Among her many ground breaking accomplishments, her recruitment into an African choir that was touring across Europe and the USA. Charlotte is also the first Black South African women to receive a university degree. When on tour in the US, the choir was left stranded . This was an opportunity to complete her studies. She obtained a Bachelor of Sciences degree from the Wilberforce University, the AME Church University in Xenia, Ohio.
It is worth mentioning that, she was taught under the eminent American pan Africanist W.E.B Dubois.
Later, when she returned in South Africa, she was heavily involved in multiracial civic movements. She is an early opponent to the pass laws for women. Charlotte has helped organized an anti pass protest of 700 women in Bloemfontein in 1913. Maxeke was also a columnist, writing about women related issues, in Xhosa.. She passed away on the 16th of October in 1939 and buried in Kliptown, Johannesburg
3. Winnie Mandela
Winnie Madikizela-Mandela is remembered for the struggles she encountered, as the wife of Nelson Mandela, during his incarceration. Starting her career as a social worker, Winnie made many sacrifices and dedicated her life to fight injustices. She notably rose to prominence as she acted as the public face of her imprisoned husband.

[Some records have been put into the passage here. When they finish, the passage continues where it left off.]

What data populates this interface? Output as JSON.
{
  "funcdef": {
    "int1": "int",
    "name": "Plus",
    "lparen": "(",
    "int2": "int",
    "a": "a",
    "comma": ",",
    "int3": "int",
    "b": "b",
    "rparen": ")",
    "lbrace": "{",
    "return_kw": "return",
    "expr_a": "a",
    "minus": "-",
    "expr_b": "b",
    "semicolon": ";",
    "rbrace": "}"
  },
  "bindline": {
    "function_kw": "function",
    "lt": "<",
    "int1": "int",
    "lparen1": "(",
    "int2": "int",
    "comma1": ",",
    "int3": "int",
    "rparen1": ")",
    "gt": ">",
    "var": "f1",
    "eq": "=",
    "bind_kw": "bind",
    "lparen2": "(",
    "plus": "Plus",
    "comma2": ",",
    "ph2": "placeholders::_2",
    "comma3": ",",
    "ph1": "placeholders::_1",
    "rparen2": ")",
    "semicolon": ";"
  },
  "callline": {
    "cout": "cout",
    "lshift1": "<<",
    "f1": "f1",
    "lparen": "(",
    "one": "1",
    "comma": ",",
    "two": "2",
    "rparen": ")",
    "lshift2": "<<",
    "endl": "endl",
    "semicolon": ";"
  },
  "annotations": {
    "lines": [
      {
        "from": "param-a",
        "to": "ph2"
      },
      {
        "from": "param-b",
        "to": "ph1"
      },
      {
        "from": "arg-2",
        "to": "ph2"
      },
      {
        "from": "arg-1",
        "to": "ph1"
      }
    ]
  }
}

During the apartheid years , Winnie was arrested and detained on several occasions. She was tortured, put in solitary confinement and banned to rural areas.
Affectionately called “The Mother of the Nation”, Winnie is both a revered and controversial figure. But she will always be remembered, as one of the most courageous women in South African ‘s history, to have stood up to the inequality and injustices that Black people faced during a time of massive repression.
She was involved in politics until her death in 2018.
4. Miriam Makeba
Miriam Makeba, also known as Zenzile Miriam Makeba, was born in March 4th, 1932 in Johannesburg. She was a singer as well as a human rights campaigner. She was the first artist to put South African music on the international scene. Her mother, a domestic worker, was imprisoned for six months for illegally brewing beer to help make ends meet, and Miriam went to prison with her as she was just 18 days old. Miriam work shines through the name she has created for herself as an artist and acitivist.
Her history goes far beyond what is presented here, as she has been a part of various organisations and foundations such as the Zenzile Miriam Makeba foundation as well as the Miriam Makeba Rehabilitation centre which aided abused girls. Miriam’s work and achievements are not bound from her origin, as she is widely recognized globally, even as far as June 16 being declared Miriam Makeba day in the city of Berkeley and even receiving the highest decoration from Tunisia.
5. Helen Suzeman
Helen Suzman was born in the South African mining town of Germiston, on 7 November 1917. Her parents were both immigrants from Eastern Europe, who had come to South Africa to escape the restrictions imposed on Jews by Russia.
She was brought up in a family which had financial stability, and was educated at a convent and thereafter at the University of the Witwatersrand (WITS). Helen was an active member in the anti-apartheid resistance and did not share the ideals and the laws that were imposed on the black people of South Africa under the Apartheid regime.
Her work received recognition by the United Nations in 1978 and also won the Medallion of Heroism in 1980. In November 7th, 2007, After years and years of selfless work and efforts to put a stand to a chaotic and divided South Africa, Helen passed away at the age of 91 peacefully in her sleep.